Acceptability of feasibility of an intervention to increase physical activity in older adults with chronic pain: Health Care Assistants’ views in the iPOPP pilot trial.
Physical activity levels are low in people >65 years and those with chronic musculoskeletal pain, yet increased physical activity can lead to reduced pain. Walking is acceptable to older people with pain, but effectiveness of walking interventions hasn’t been established in this population. Ahead of a main trial, the iPOPP pilot trial investigated feasibility and acceptability of a walking intervention delivered by 5 Health Care Assistants (HCAs) (4 general practices) in an individually randomised three arm trial (usual primary care, pedometer only and iPOPP, n=50 each arm). iPOPP comprises: Week 1 face-HCA consultation (walking action plan, pedometer, walking diary, pain toolkit, discuss walking behaviour/barriers, goal setting; week 2 follow-up face-to-face or telephone, review progress and goals, relapse prevention strategies; weeks 3-10 weekly motivational prompts (postcard, email or text).
As part of a process evaluation, 4 out of 5 HCAs agreed to participate in a semi-structured interview. Interviews were audio recorded and transcribed verbatim.
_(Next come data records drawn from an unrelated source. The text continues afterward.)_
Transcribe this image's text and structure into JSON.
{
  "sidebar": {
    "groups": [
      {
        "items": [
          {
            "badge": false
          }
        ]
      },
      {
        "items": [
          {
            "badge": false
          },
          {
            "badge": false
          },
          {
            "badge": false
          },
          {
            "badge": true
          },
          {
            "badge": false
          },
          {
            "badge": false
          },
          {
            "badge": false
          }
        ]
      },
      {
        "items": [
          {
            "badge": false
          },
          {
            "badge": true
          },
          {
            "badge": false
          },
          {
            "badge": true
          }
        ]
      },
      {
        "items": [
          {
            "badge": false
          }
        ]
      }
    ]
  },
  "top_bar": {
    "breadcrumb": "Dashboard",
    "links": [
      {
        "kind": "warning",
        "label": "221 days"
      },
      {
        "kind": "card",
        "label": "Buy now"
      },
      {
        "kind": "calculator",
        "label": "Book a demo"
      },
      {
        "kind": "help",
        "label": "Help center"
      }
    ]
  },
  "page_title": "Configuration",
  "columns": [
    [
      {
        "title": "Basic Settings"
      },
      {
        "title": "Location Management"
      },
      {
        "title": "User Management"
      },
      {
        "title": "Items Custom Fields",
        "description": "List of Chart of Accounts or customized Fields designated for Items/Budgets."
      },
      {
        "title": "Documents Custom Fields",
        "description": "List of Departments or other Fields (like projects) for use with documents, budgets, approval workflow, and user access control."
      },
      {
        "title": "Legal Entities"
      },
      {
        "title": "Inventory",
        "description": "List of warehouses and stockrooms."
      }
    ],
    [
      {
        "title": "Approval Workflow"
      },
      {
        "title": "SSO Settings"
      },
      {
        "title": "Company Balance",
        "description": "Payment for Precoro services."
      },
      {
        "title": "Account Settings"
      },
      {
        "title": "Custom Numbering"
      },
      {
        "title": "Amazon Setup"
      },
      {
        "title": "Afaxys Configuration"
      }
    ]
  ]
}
Data were mapped to the Theoretical Domains Framework to identify influences on HCA behaviour (barriers and enablers to implementation of iPOPP), in order to inform the design of a main trial.
Most factors facilitating HCAs to implement iPOPP emerged in four overlapping TDF domains: Knowledge; Beliefs about capabilities; Skills; and, Memory, attention and decision processes. HCAs described how knowing evidence about the relationship between joint pain and exercise increased confidence to discuss walking in consultations. Skills development and changes in consultation practice (e.g. asking open questions) resulted from iPOPP training (e.g role play). During consultations HCAs found a laminated prompt card useful to remind them of intervention components. All HCAs perceived that interventions tools (e.g. diary logs, pedometers) helped to motivate patients to walk. The main barrier to implementation of iPOPP was participants’ current levels of physical activity. HCAs struggled to advise patients who perceived themselves already physically active. There were also mixed views on completion of the online case report forms. One HCA described herself as not being computer literate whilst others found it useful in prompting what had to be done during the consultation.
Investigating feasibility and acceptability is an important stage in the development and evaluation of complex interventions as randomised controlled trials in primary care are often unsuccessful due to suboptimal intervention and/or trial design. HCAs’ views of the iPOPP trial were overall positive, indicating the iPOPP intervention is acceptable to HCAs working in primary care. However we have identified some areas for further optimisation (content of training programme, use of case report forms). These findings will be compared with data from audio recorded consultations and interviews with patients to provide further evidence of acceptability and feasibility ahead of a main trial.